Wow, what a number! 666! Most people in Estonia were celebrating Midsummer´s Eve, which is the hugest summer holiday. I think it could be even bigger than Christmas. I wasn´t. Instead, I stayed at home and watched TV. Loads and loads of Grey´s Anatomy. How boring can you be, eh? As my plans include going to South-Estonia for a relay race (not exactly a race though, because nobody wins) on the 28th, I didn´t feel like driving all the way there in the 22nd. Besides, there was a cutting board to be won (see previous post)! For some people, driving 3 hours might not seem so awful, but it really is with that car. No AC. Besides, sometimes it is great to be alone. Was it great then? Considering how I became a bit depressed, maybe not…
The day started fine. I drove to Nõmme to run on better (softer) trails. It was quite hot, which is odd for June 23. Usually, that day is always rainy and cold, even if all the previous and next days are super warm. As if mocking me, this year the day decided to be a nice one. Of course, this made staying at home much worse. I was in the city after all. The run had been exhausting and thus I didn´t even want to drive as near as 75 km. About an hour away, my family (sister, aunt, cousins) were celebrating the night. Bonfire, sauna, barbecue. What was wrong with me that I didn´t go? Why did I choose solitude? Let´s say that I was asleep in the afternoon, too tired from the workout. I remember snoozing on the bed. I remember hearing Mjauki´s breathing from underneath the bed.

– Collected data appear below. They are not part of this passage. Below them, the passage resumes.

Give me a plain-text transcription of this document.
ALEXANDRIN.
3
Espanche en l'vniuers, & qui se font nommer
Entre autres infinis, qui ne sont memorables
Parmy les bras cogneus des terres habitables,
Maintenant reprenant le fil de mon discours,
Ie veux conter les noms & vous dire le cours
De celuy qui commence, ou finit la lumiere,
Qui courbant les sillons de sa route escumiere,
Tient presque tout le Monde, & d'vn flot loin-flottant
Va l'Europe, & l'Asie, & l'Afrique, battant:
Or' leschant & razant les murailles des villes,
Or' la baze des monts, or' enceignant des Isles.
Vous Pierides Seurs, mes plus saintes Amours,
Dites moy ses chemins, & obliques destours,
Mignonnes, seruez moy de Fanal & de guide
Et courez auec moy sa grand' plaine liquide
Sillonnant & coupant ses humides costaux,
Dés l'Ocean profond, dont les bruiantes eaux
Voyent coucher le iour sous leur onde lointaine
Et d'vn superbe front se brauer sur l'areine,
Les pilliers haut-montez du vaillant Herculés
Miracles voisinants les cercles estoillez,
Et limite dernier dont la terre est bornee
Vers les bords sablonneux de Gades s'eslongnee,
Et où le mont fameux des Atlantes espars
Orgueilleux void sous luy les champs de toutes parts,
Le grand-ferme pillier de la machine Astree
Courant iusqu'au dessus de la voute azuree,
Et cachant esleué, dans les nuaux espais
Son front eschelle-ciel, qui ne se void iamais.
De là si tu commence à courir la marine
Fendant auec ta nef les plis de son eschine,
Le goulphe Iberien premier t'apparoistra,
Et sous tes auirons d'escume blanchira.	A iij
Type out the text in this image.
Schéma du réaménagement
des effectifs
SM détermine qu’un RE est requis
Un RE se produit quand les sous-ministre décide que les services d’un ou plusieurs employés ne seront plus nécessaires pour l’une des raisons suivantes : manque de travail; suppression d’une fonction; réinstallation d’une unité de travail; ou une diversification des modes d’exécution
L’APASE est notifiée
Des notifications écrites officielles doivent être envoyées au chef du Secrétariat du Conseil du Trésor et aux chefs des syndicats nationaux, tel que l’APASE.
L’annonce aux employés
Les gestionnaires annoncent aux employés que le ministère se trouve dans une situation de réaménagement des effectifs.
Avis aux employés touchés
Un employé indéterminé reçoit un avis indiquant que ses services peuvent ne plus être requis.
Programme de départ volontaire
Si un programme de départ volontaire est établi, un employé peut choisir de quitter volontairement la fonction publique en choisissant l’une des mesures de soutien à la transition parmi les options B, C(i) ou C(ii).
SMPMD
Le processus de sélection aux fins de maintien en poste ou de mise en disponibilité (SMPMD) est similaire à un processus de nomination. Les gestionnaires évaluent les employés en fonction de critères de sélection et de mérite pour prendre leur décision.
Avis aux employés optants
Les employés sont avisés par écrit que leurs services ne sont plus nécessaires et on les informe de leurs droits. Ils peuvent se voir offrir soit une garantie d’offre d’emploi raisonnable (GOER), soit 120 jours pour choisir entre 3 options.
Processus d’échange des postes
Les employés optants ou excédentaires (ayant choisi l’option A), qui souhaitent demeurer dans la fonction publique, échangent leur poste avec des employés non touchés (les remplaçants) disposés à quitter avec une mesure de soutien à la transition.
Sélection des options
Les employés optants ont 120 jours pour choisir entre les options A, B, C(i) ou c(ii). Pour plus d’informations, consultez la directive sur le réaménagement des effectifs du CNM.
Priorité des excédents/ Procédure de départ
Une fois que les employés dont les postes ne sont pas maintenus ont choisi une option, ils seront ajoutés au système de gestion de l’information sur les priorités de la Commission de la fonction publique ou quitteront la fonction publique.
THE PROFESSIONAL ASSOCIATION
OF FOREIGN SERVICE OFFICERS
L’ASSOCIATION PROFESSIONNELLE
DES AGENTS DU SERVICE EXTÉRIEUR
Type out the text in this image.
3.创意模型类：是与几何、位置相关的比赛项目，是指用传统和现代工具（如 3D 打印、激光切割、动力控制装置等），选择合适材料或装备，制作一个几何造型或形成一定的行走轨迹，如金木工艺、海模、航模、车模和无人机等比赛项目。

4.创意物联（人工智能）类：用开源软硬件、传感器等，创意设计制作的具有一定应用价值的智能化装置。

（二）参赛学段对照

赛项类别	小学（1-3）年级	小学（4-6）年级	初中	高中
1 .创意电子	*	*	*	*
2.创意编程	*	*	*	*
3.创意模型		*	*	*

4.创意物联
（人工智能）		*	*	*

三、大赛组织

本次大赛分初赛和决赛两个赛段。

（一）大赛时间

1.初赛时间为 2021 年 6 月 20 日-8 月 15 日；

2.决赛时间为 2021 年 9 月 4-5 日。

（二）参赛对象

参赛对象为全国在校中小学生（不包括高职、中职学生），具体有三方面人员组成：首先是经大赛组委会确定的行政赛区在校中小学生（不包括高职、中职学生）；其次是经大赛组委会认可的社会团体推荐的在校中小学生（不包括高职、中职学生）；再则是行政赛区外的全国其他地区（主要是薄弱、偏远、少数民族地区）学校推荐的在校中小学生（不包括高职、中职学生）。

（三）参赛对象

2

The odd thing, however, is that I both enjoy and hate being alone. I was quite depressed because no one had thought to invite me anywhere. The invitation to go to the cottage only came after I had asked what they were up to… On the other hand, sometimes I actually enjoy being alone and staying at home. I might be thrilled when someone invites me somewhere but if it doesn´t happen right away, the enthusiasm slowly dies. I might even start to dread that particular event or meeting. The idea of something could be better than the thing itself. Sadly enough, the real thing could fail to fulfill my expectations. Maybe it´s my mindset that is wrong. Maybe I should appreciate life a bit more and be thankful for small successes as well.
Own and live in a house.
A quiet day at home. However, one reason I stayed indoors was that I wanted to work on a new web app that we will soon add to our small company´s website. Learning bits and pieces of web development certainly is useful for my future.
Write AND publish a book.
Oh noes. I did have a nightmarish dream I thought I could use for the Kindle book contest but it did not seem so inspiring in broad daylight.
Win a major race.
A long-ish run. 16 km in the forest. Hot like in hell. Not so good.